What would Ben-Gurion say?

What would Ben-Gurion say?

For those who are gratified that the new administration is making a point of showing renewed support for Israel but worried that President Donald Trump is threatening the basics of democracy at home, consider the dilemma David Ben-Gurion faced in 1939.

As the leader of the Jewish community of pre-Israel Palestine, Ben-Gurion saw Hitler launch World War II, with a commitment to eradicate European Jewry. It was also the year Great Britain issued a White Paper policy to severely limit Jewish immigration to Palestine for five years, and then ban immigration entirely. This was seen as a death blow to efforts to free European Jews from the Nazis. But England’s armies were desperately needed to defeat Hitler.

In response, Ben-Gurion issued this famous statement: “We will fight the war as if there were no White Paper, and we will fight the White Paper as if there were no war.”

Tragically, Ben-Gurion and the Jews of Palestine were helpless on both fronts. But the concept of supporting certain positions of a government while opposing others is eminently reasonable, particularly at a time when so many Americans view Trump as either a savior or devil.

David Suissa, in a brave column in the Jewish Journal of Los Angeles, suggests that for all of the president’s “reckless and cruel behavior” and “offensive style,” his “forceful approach may spook and deter evil regimes like Iran or shake up the hypocrites at the United Nations or even help create humanitarian safety zones in Syria. If such success happens, will we discount it because it came from a man we abhor?”

As Trump meets with Israeli Prime Minister Benjamin Netanyahu at the White House this week, proclaiming his support for the Jewish state, the president deserves commendation for his commitment to restore the luster to the bruised Washington-Jerusalem relationship. 

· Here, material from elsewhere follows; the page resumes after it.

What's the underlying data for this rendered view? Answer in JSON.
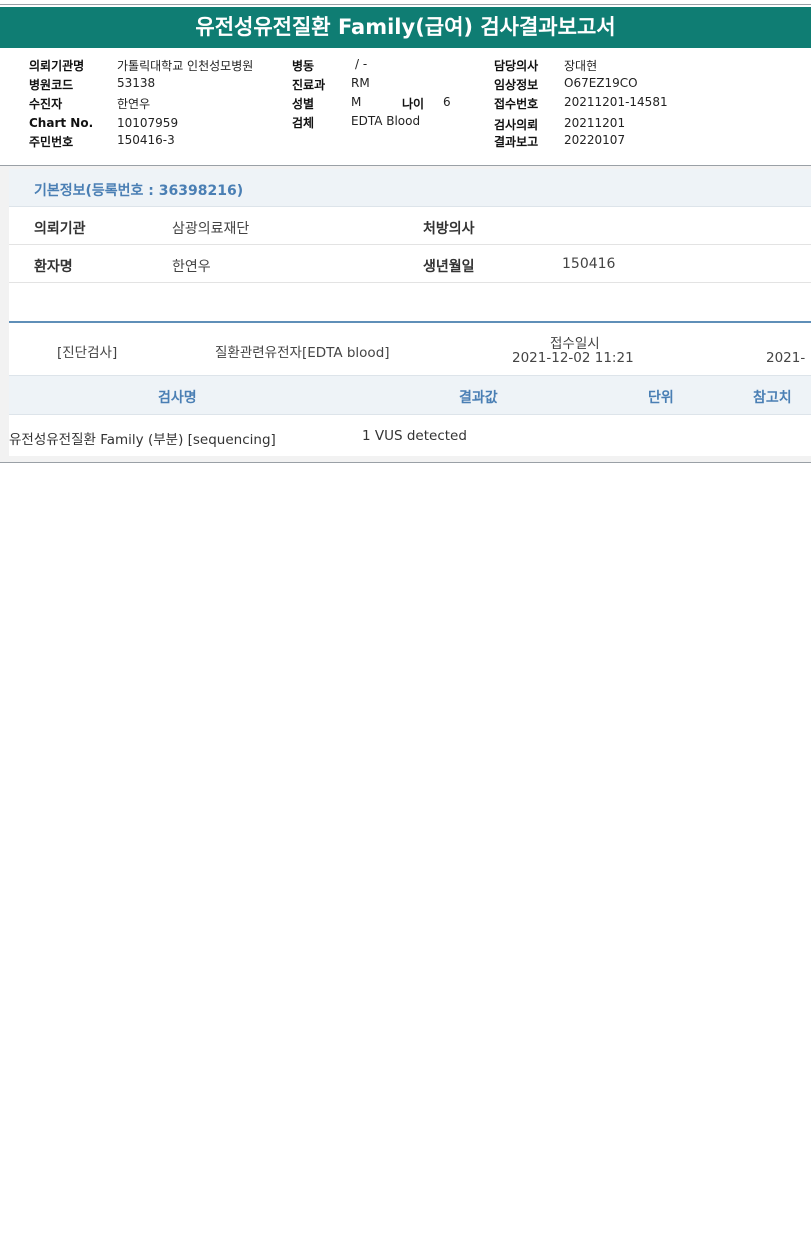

But the president’s autocratic tendencies — like targeting the mainstream press and judicial process at the outset of his term, and issuing an executive order to ban immigration — are deeply disturbing. They can’t be dismissed by suggesting his critics are overstating the case in worrying about the future of our system of government, with its checks and balances.

What we’re left with is a situation that demands thoughtfulness, strategy, and nuance. Opposing Trump for who he is, regardless of what he does, is as unhelpful as supporting him for being the Washington outsider eager to shake up, if not dismantle, the federal government.

Perhaps it’s time we take a lesson from Ben-Gurion.